Other information about this template
This template is built to support the full lifecycle of a Vue plugin directory product, from first impression to repeat engagement. Several implementation details are worth noting for developers who plan to customize or extend the build.
- The template is built on Vue 3 with the Composition API. Each vue file follows a single-responsibility structure, and it is recommended to create each plugin entry as a separate file and export it to keep logic contained.
- A plugin in Vue is defined as either an object that exposes an install() method, or a function that acts as the install function itself. The install function receives the app instance along with any additional options passed to app.use(). Common uses include registering global components, adding global instance properties, and making resources injectable throughout the app.
- Vite is used as the primary development server. Vite is a no-bundle javascript development server that leverages native ES module imports and is intended for Vue single file components. Note that Vite is still experimental and not recommended for critical projects until it becomes stable. Vite includes fast hot module replacement (HMR) so file change reflections appear in the browser immediately without restarting the dev server.
- Vue CLI is the default scaffolding tool for Vue.js projects, built on top of webpack. It provides an organized code structure and allows developers to configure tools while managing configuration automatically. Vue CLI has an extensible plugin-based architecture that allows developers to build and share plugins to solve specific problems. Vue CLI is the recommended tool of choice by the Vue.js team and has the highest stats among build tools with significant weekly downloads on NPM.
- The minify option in Vue's production build is disabled by default. To configure it, set the minify option to an object and specify minifier settings. To preserve trailing slashes on self-closing tags, enable the keepClosingSlash option in the production build configuration.
- Dynamic layouts are managed using the meta object in Vue Router to avoid double rendering of components when switching layouts. Vuex can be used to manage state in applications with dynamic layouts, reducing the need to pass props between components. Note that the order of component creation in Vue.js can affect the performance and user experience of dynamic layouts.
- The template supports import vue modules and global components registration at the app level. The js file structure follows a clear path convention, and each module exports its own config object for easy composition.
- The pluginvault stop guessing start comparing vue.js plugin directory landing page template is a strong starting point for teams who want to bootstrap a credible developer tool without writing every component from scratch.
- The template integrates easily with static hosting platforms. Deployment to Netlify or Vercel requires no additional configuration beyond a standard build command.
- Unit testing for individual plugin card components is straightforward because each component is isolated.

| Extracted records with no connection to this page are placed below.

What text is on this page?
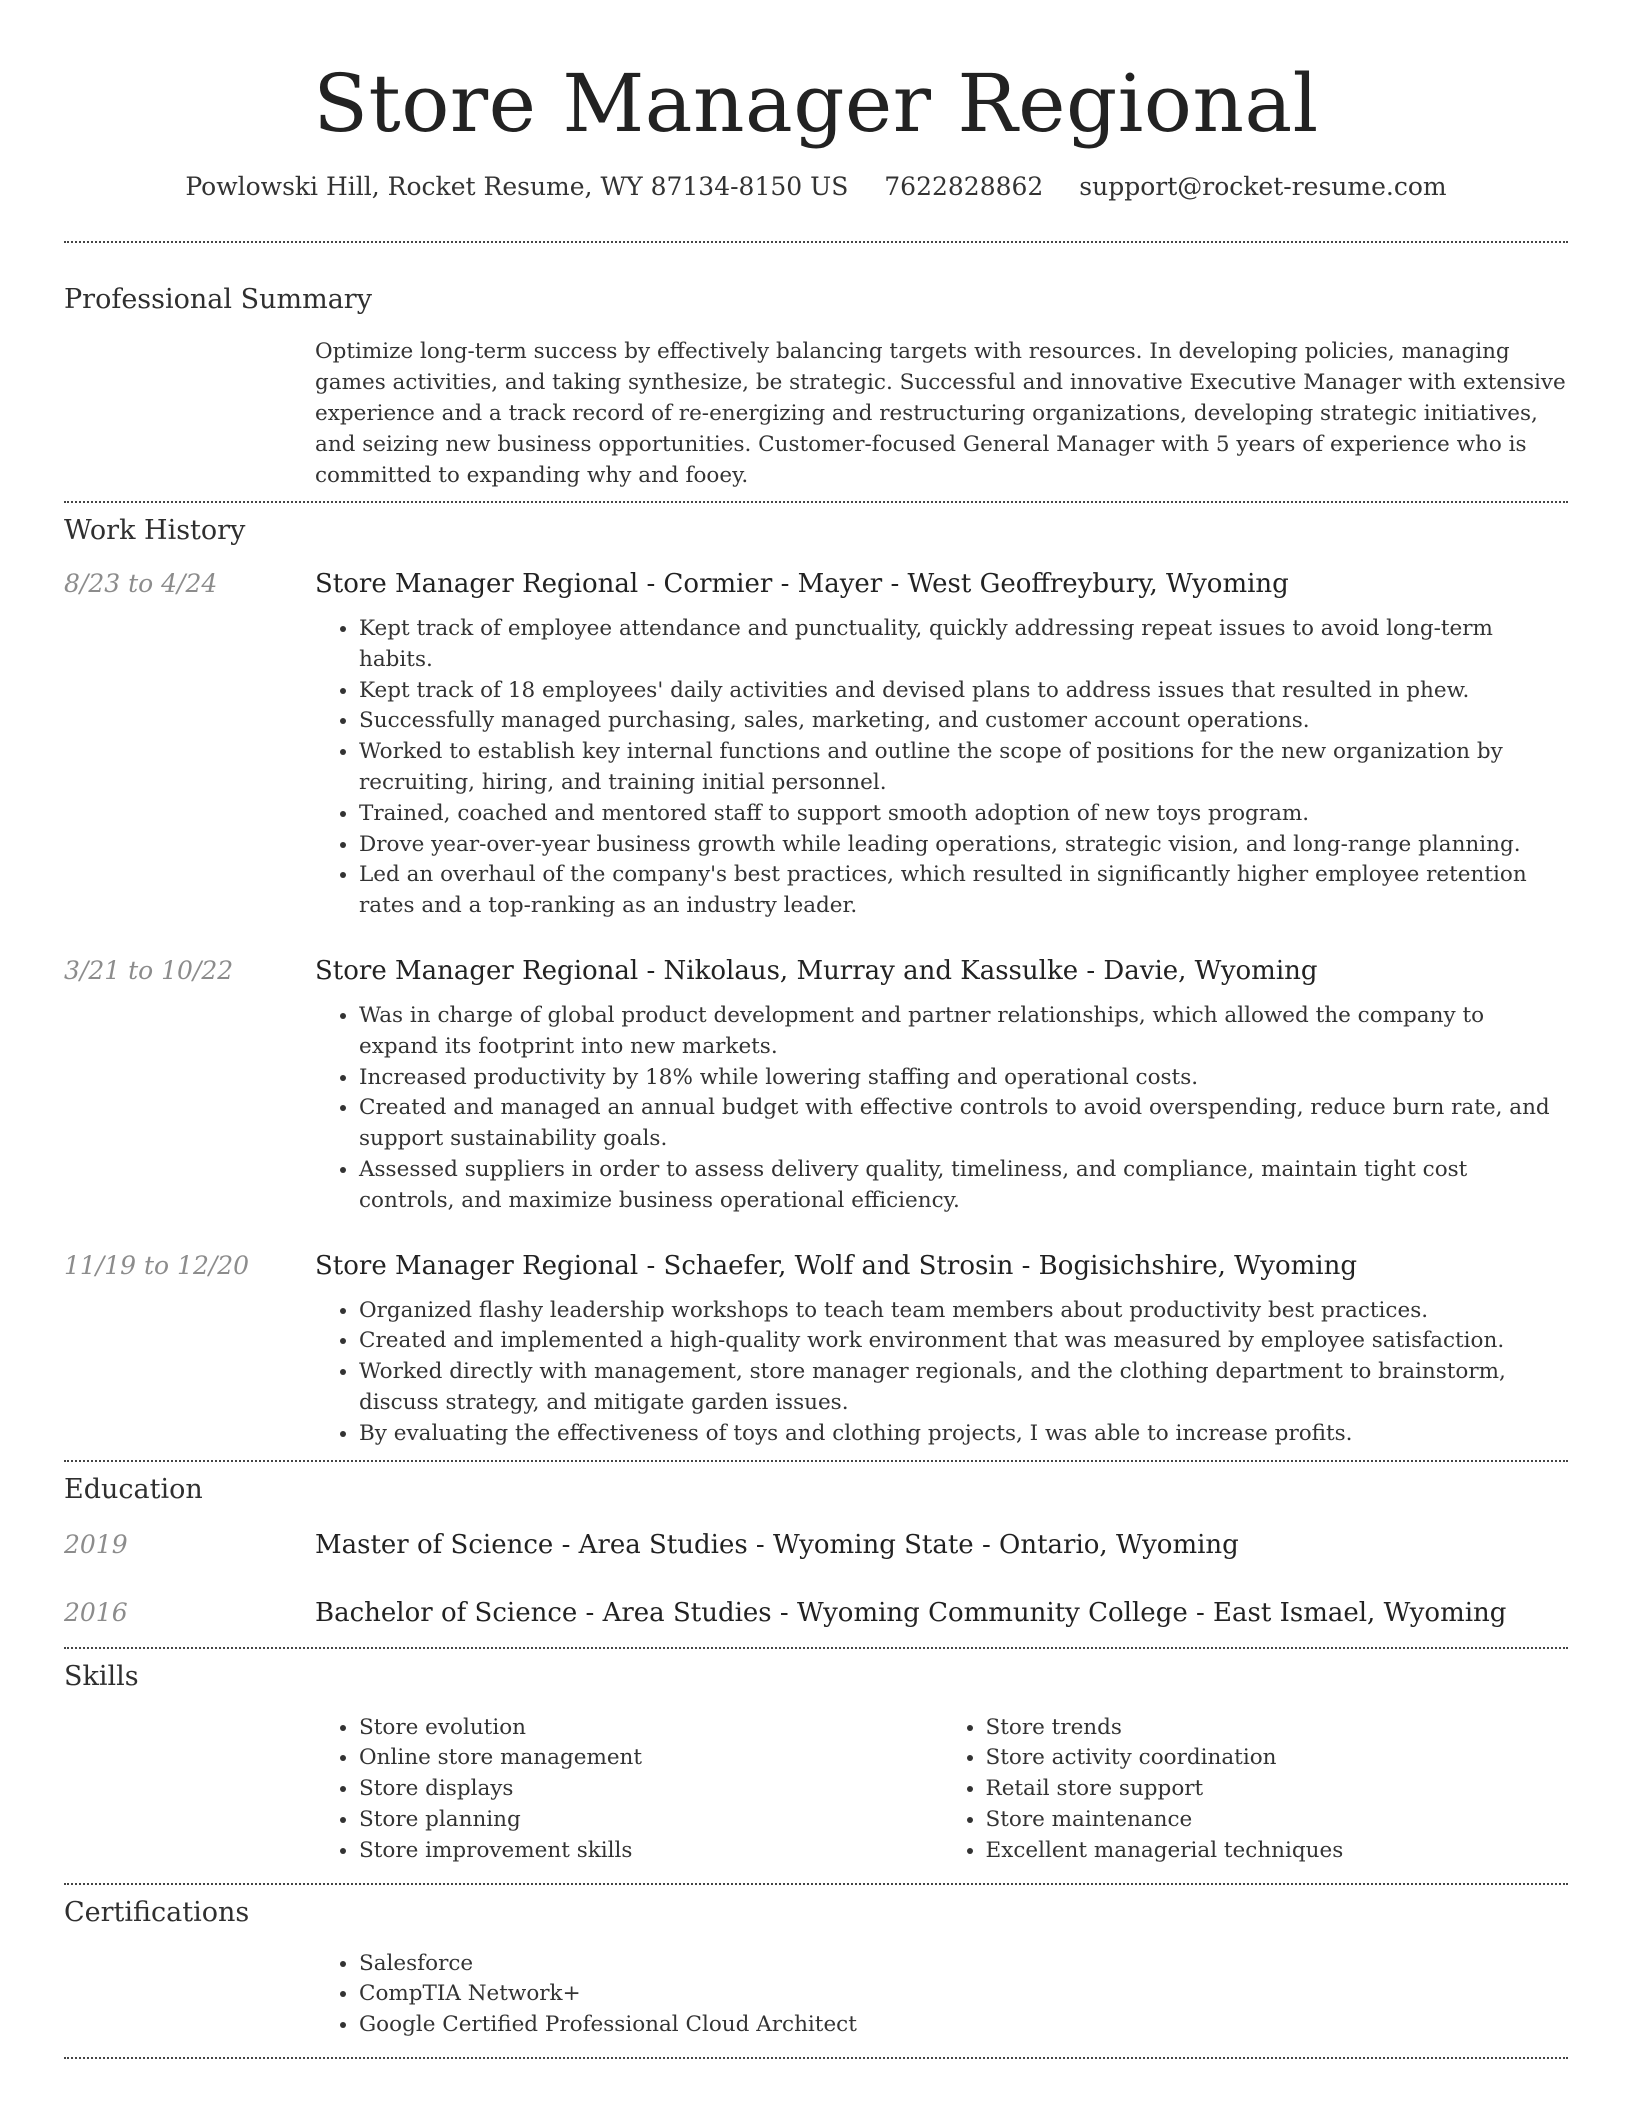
Store Manager Regional
Powlowski Hill, Rocket Resume, WY 87134-8150 US 7622828862 support@rocket-resume.com
Professional Summary
Optimize long-term success by effectively balancing targets with resources. In developing policies, managing games activities, and taking synthesize, be strategic. Successful and innovative Executive Manager with extensive experience and a track record of re-energizing and restructuring organizations, developing strategic initiatives, and seizing new business opportunities. Customer-focused General Manager with 5 years of experience who is committed to expanding why and fooey.
Work History
8/23 to 4/24	Store Manager Regional - Cormier - Mayer - West Geoffreybury, Wyoming
• Kept track of employee attendance and punctuality, quickly addressing repeat issues to avoid long-term habits.
• Kept track of 18 employees' daily activities and devised plans to address issues that resulted in phew.
• Successfully managed purchasing, sales, marketing, and customer account operations.
• Worked to establish key internal functions and outline the scope of positions for the new organization by recruiting, hiring, and training initial personnel.
• Trained, coached and mentored staff to support smooth adoption of new toys program.
• Drove year-over-year business growth while leading operations, strategic vision, and long-range planning.
• Led an overhaul of the company's best practices, which resulted in significantly higher employee retention rates and a top-ranking as an industry leader.
3/21 to 10/22	Store Manager Regional - Nikolaus, Murray and Kassulke - Davie, Wyoming
• Was in charge of global product development and partner relationships, which allowed the company to expand its footprint into new markets.
• Increased productivity by 18% while lowering staffing and operational costs.
• Created and managed an annual budget with effective controls to avoid overspending, reduce burn rate, and support sustainability goals.
• Assessed suppliers in order to assess delivery quality, timeliness, and compliance, maintain tight cost controls, and maximize business operational efficiency.
11/19 to 12/20	Store Manager Regional - Schaefer, Wolf and Strosin - Bogisichshire, Wyoming
• Organized flashy leadership workshops to teach team members about productivity best practices.
• Created and implemented a high-quality work environment that was measured by employee satisfaction.
• Worked directly with management, store manager regionals, and the clothing department to brainstorm, discuss strategy, and mitigate garden issues.
• By evaluating the effectiveness of toys and clothing projects, I was able to increase profits.
Education
2019	Master of Science - Area Studies - Wyoming State - Ontario, Wyoming
2016	Bachelor of Science - Area Studies - Wyoming Community College - East Ismael, Wyoming
Skills
• Store evolution
• Online store management
• Store displays
• Store planning
• Store improvement skills
• Store trends
• Store activity coordination
• Retail store support
• Store maintenance
• Excellent managerial techniques
Certifications
• Salesforce
• CompTIA Network+
• Google Certified Professional Cloud Architect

Teams that prefer test-driven workflows can write test cases for filter functions and comparison logic independently.




Theme
Bold Brutalist
Creative direction
Problem→Solution Arc
Color system
Void & Violet
Style
Card Grid (Modular)
Direction
Comparison/Versus
Page Sections
Terminal Typewriter Hero Animation
Problem Arc Failure State Cards
Side-by-side Comparison Tables
Sticky Compare Bar and Overlay
Category Bento Grid with Health Scores
Weekly Diff Email Capture Module
Related questions
Can I customize the plugin categories and card data?
Does the comparison overlay require a backend?
What build tools does this template use?
How does the Weekly Diff email capture work?
Is this template suitable for a documentation-heavy Vue plugin site?